For that, you can thank the 1994 Dietary Supplement Health and Education Act, which severely limited the Food and Drug Administration's authority to crack down on unsubstantiated dietary claims. Supplements -- everything from nutraceutical energy drinks to the male-enhancement potions -- fall under the authority of the Federal Trade Commission.
The feds did go after Enzyte for fraudulent business practices, and company founder Steven Warshak was sentenced to 25 years in prison last year. Now civil liberties groups are challenging the Justice Department's use of warrantless wiretapping in investigating Enzyte.
According to [The Electronic Frontier Foundation], the act under which the emails were obtained “is only supposed to be used for obtaining emails already in storage with a provider.” Instead, the Justice Department ordered suspect Steven Warshak’s email provider to prospectively “preserve” copies of his future emails, which would otherwise have been deleted as they were downloaded.
The government then subpoenaed the provider for copies of the emails, thereby obtaining 27,740 of Warshak’s private communications without a warrant and without him being aware of the arrangment.
The amicus brief filed by EFF argues that “Warshak had a reasonable expectation of privacy in the contents of his email even when those messages were in the possession of his email provider NuVox, and that the Fourth Amendment required the government to obtain a probable cause warrant before seizing those emails. . . . The government plainly exceeded its statutory authority, and did so unreasonably, in violation of the statute’s plain language and the Justice Department’s own policies.”
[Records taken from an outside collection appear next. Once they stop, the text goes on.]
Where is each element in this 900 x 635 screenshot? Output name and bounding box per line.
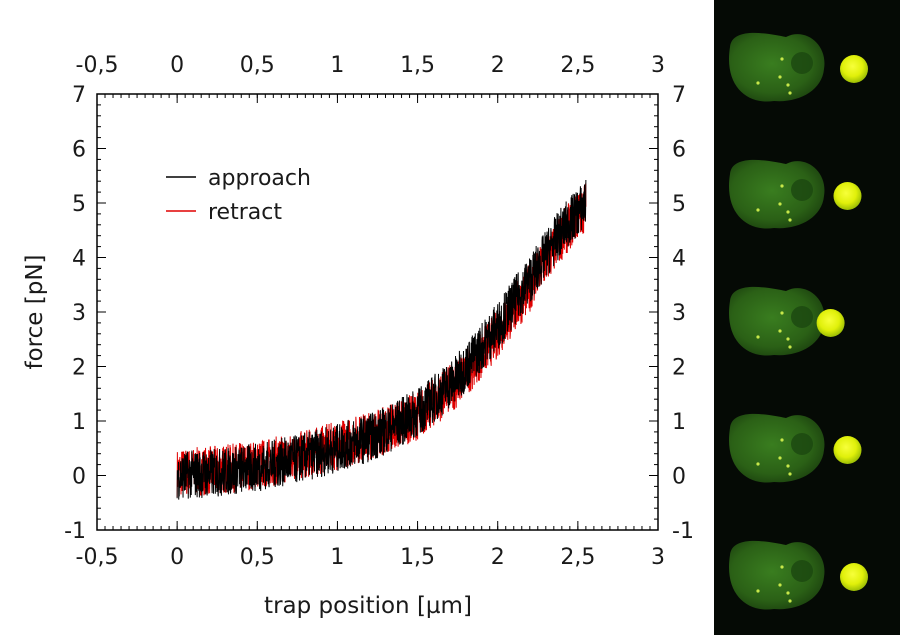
micrograph-frames: [729, 32, 868, 610]
cell-vacuole: [791, 179, 813, 201]
x-tick-labels-bottom: -0,5 0 0,5 1 1,5 2 2,5 3: [76, 545, 665, 570]
x-tick-label-top: 1: [330, 53, 344, 78]
x-tick-label: 2,5: [560, 545, 595, 570]
y-tick-label-right: 3: [672, 301, 686, 326]
cell-granule: [780, 184, 784, 188]
y-tick-label: 7: [72, 83, 86, 108]
y-tick-labels-left: -1 0 1 2 3 4 5 6 7: [64, 83, 86, 544]
cell-granule: [786, 337, 790, 341]
x-tick-label: -0,5: [76, 545, 119, 570]
y-tick-label-right: 1: [672, 410, 686, 435]
micrograph-panel: [714, 0, 900, 635]
cell-granule: [780, 438, 784, 442]
major-ticks: [96, 93, 659, 531]
cell-granule: [756, 335, 760, 339]
cell-body: [729, 32, 825, 102]
trapped-bead: [816, 309, 845, 337]
y-tick-label-right: -1: [672, 519, 694, 544]
trapped-bead: [833, 436, 862, 464]
cell-body: [729, 413, 825, 483]
cell-granule: [778, 329, 782, 333]
cell-granule: [788, 599, 792, 603]
x-tick-label-top: -0,5: [76, 53, 119, 78]
cell-vacuole: [791, 52, 813, 74]
x-tick-label-top: 0,5: [240, 53, 275, 78]
cell-granule: [780, 57, 784, 61]
micrograph-frame: [729, 540, 868, 610]
x-tick-label-top: 1,5: [400, 53, 435, 78]
x-tick-label: 1,5: [400, 545, 435, 570]
cell-granule: [778, 75, 782, 79]
y-tick-label-right: 7: [672, 83, 686, 108]
cell-granule: [786, 591, 790, 595]
series-line-approach: [176, 179, 587, 500]
micrograph-frame: [729, 32, 868, 102]
x-tick-label-top: 3: [651, 53, 665, 78]
micrograph-frame: [729, 413, 862, 483]
x-axis-title: trap position [µm]: [264, 593, 472, 619]
cell-granule: [788, 91, 792, 95]
y-tick-label-right: 0: [672, 465, 686, 490]
trapped-bead: [840, 55, 868, 83]
x-tick-labels-top: -0,5 0 0,5 1 1,5 2 2,5 3: [76, 53, 665, 78]
cell-granule: [756, 462, 760, 466]
y-tick-label: 2: [72, 356, 86, 381]
cell-granule: [780, 565, 784, 569]
data-series: [176, 179, 587, 500]
legend-label-approach: approach: [208, 166, 311, 191]
y-tick-label: 5: [72, 192, 86, 217]
cell-granule: [756, 81, 760, 85]
cell-granule: [778, 202, 782, 206]
x-tick-label: 1: [330, 545, 344, 570]
cell-granule: [786, 464, 790, 468]
cell-body: [729, 159, 825, 229]
trapped-bead: [833, 182, 862, 210]
x-tick-label: 0,5: [240, 545, 275, 570]
micrograph-frame: [729, 159, 862, 229]
y-tick-label: -1: [64, 519, 86, 544]
y-tick-label: 0: [72, 465, 86, 490]
y-tick-label-right: 2: [672, 356, 686, 381]
cell-granule: [780, 311, 784, 315]
y-tick-label: 6: [72, 138, 86, 163]
cell-body: [729, 286, 825, 356]
y-tick-label: 4: [72, 247, 86, 272]
cell-granule: [756, 208, 760, 212]
x-tick-label: 2: [491, 545, 505, 570]
trapped-bead: [840, 563, 868, 591]
legend: approach retract: [166, 166, 311, 225]
cell-granule: [778, 583, 782, 587]
cell-granule: [788, 218, 792, 222]
cell-granule: [788, 345, 792, 349]
y-tick-label-right: 4: [672, 247, 686, 272]
y-tick-label-right: 5: [672, 192, 686, 217]
cell-granule: [788, 472, 792, 476]
cell-vacuole: [791, 560, 813, 582]
x-tick-label-top: 0: [170, 53, 184, 78]
cell-vacuole: [791, 306, 813, 328]
x-tick-label-top: 2,5: [560, 53, 595, 78]
force-chart: -0,5 0 0,5 1 1,5 2 2,5 3 -0,5 0 0,5 1 1,5 2 2,5 3 -1 0 1…: [22, 53, 694, 619]
x-tick-label: 3: [651, 545, 665, 570]
y-tick-labels-right: -1 0 1 2 3 4 5 6 7: [672, 83, 694, 544]
cell-granule: [786, 83, 790, 87]
cell-granule: [756, 589, 760, 593]
y-axis-title: force [pN]: [22, 255, 48, 370]
x-tick-label: 0: [170, 545, 184, 570]
micrograph-frame: [729, 286, 845, 356]
y-tick-label: 3: [72, 301, 86, 326]
cell-body: [729, 540, 825, 610]
cell-vacuole: [791, 433, 813, 455]
y-tick-label-right: 6: [672, 138, 686, 163]
legend-label-retract: retract: [208, 200, 282, 225]
cell-granule: [786, 210, 790, 214]
x-tick-label-top: 2: [491, 53, 505, 78]
cell-granule: [778, 456, 782, 460]
y-tick-label: 1: [72, 410, 86, 435]
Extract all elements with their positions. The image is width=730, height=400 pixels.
Warrantless wiretapping was billed as a tool for fighting terrorism, now it's being used against penis pill con artists. The EFF is absolutely right. The Fourth Amendment was a really good amendment, and it's time to repeal its repeal.
From the pages of Cracked, which pulled the plug on its print magazine a couple years ago but lives on as a humor webzine: The 25 Most Disturbing Sex Toys. Followed by 18 More of the World's Most Disturbing Sex Toys. Followed on the author's personal site by 13 Disturbing Sex Toys (That Weren't Disturbing Enough), for a total of 56 disturbing sex toys.